Let us consider a linear system of equations of the form: $$ Ax = b, $$ where $A \in \mathbb{R}^{m\times n}$ and $b \in \mathbb{R}^m$. Such a linear system naturally arises in many fields of applications. In particular, if $m < n$ and $A$ is full-rank, the system allows infinitely many solutions.
Often, among infinitely many solutions, one seeks to find the minimum norm solution. That is, $$ \min_x \|x\| \quad \text{subject to} \quad Ax=b. $$ If $\|\cdot\|$ is the standard Euclidean norm, the minimum norm solution is $A^{\dagger}b$, where $A^{\dagger}$ is the Moore-Penrose inverse of $A$.
I am wondering if there is any convincing reason why one should look for the minimum norm solution in general. I understand that the nature of the problem allows infinitely many solutions and one needs to select one of them (to solve the system).
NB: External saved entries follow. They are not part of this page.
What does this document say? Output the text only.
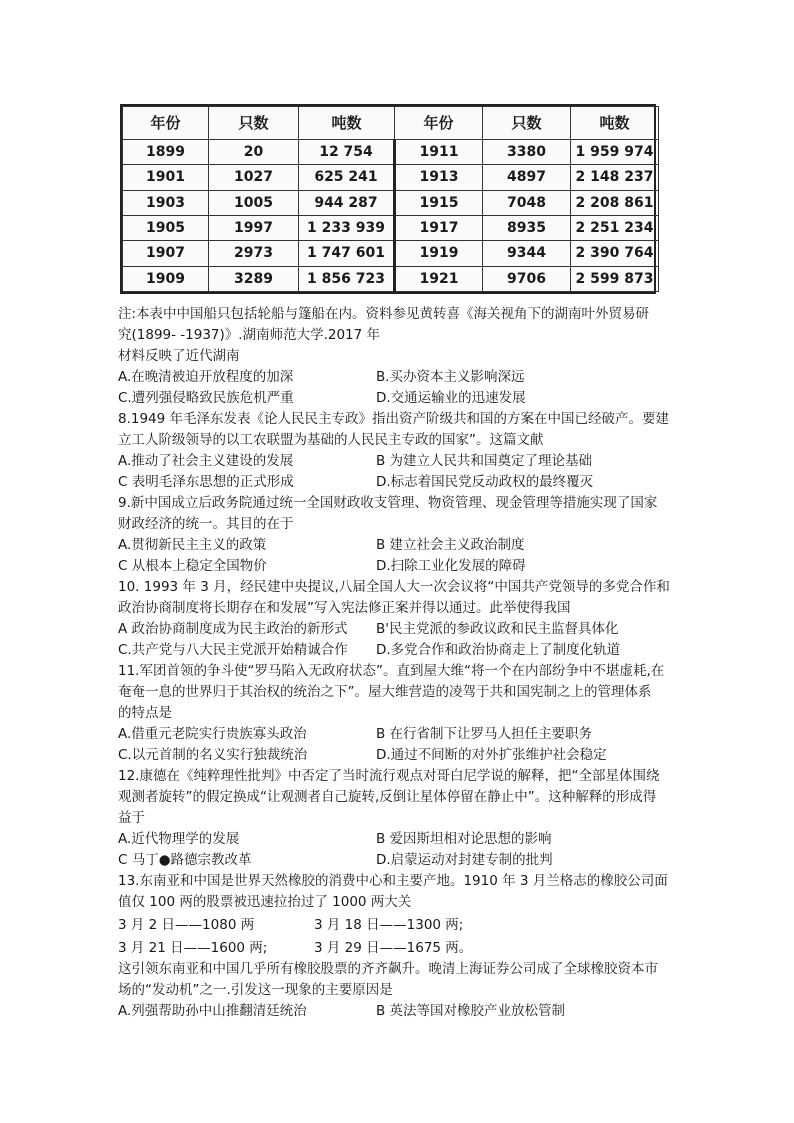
年份	只数	吨数	年份	只数	吨数
1899	20	12 754	1911	3380	1 959 974
1901	1027	625 241	1913	4897	2 148 237
1903	1005	944 287	1915	7048	2 208 861
1905	1997	1 233 939	1917	8935	2 251 234
1907	2973	1 747 601	1919	9344	2 390 764
1909	3289	1 856 723	1921	9706	2 599 873
注:本表中中国船只包括轮船与篷船在内。资料参见黄转喜《海关视角下的湖南叶外贸易研
究(1899- -1937)》.湖南师范大学.2017 年
材料反映了近代湖南
A.在晚清被迫开放程度的加深	B.买办资本主义影响深远
C.遭列强侵略致民族危机严重	D.交通运输业的迅速发展
8.1949 年毛泽东发表《论人民民主专政》指出资产阶级共和国的方案在中国已经破产。要建
立工人阶级领导的以工农联盟为基础的人民民主专政的国家”。这篇文献
A.推动了社会主义建设的发展	B 为建立人民共和国奠定了理论基础
C 表明毛泽东思想的正式形成	D.标志着国民党反动政权的最终覆灭
9.新中国成立后政务院通过统一全国财政收支管理、物资管理、现金管理等措施实现了国家
财政经济的统一。其目的在于
A.贯彻新民主主义的政策	B 建立社会主义政治制度
C 从根本上稳定全国物价	D.扫除工业化发展的障碍
10. 1993 年 3 月，经民建中央提议,八届全国人大一次会议将“中国共产党领导的多党合作和
政治协商制度将长期存在和发展”写入宪法修正案并得以通过。此举使得我国
A 政治协商制度成为民主政治的新形式	B'民主党派的参政议政和民主监督具体化
C.共产党与八大民主党派开始精诚合作	D.多党合作和政治协商走上了制度化轨道
11.军团首领的争斗使“罗马陷入无政府状态”。直到屋大维“将一个在内部纷争中不堪虚耗,在
奄奄一息的世界归于其治权的统治之下”。屋大维营造的凌驾于共和国宪制之上的管理体系
的特点是
A.借重元老院实行贵族寡头政治	B 在行省制下让罗马人担任主要职务
C.以元首制的名义实行独裁统治	D.通过不间断的对外扩张维护社会稳定
12.康德在《纯粹理性批判》中否定了当时流行观点对哥白尼学说的解释，把“全部星体围绕
观测者旋转”的假定换成“让观测者自己旋转,反倒让星体停留在静止中”。这种解释的形成得
益于
A.近代物理学的发展	B 爱因斯坦相对论思想的影响
C 马丁●路德宗教改革	D.启蒙运动对封建专制的批判
13.东南亚和中国是世界天然橡胶的消费中心和主要产地。1910 年 3 月兰格志的橡胶公司面
值仅 100 两的股票被迅速拉抬过了 1000 两大关
3 月 2 日——1080 两	3 月 18 日——1300 两;
3 月 21 日——1600 两;	3 月 29 日——1675 两。
这引领东南亚和中国几乎所有橡胶股票的齐齐飙升。晚清上海证券公司成了全球橡胶资本市
场的“发动机”之一.引发这一现象的主要原因是
A.列强帮助孙中山推翻清廷统治	B 英法等国对橡胶产业放松管制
One possible reason I can think of is that the minimum norm solution might be easier to solve numerically (stable and robust). However, I cannot think of any other reasons.
Also, it is easy to see from many different fields (especially along with the optimization problem), people use regularization terms in order to control the norm of the variables of interests. For example, $$ \min_x F(x), \quad F(x) = \|Ax- b\|^2 + \lambda \|x\|^2, $$ which always has a unique solution for any $\lambda > 0$. This is also somehow looking for the minimum norm solution. I think there is some universality in this approach, however, I cannot see it at the moment.
Any insights, answers, or comments will be very appreciated. Thanks!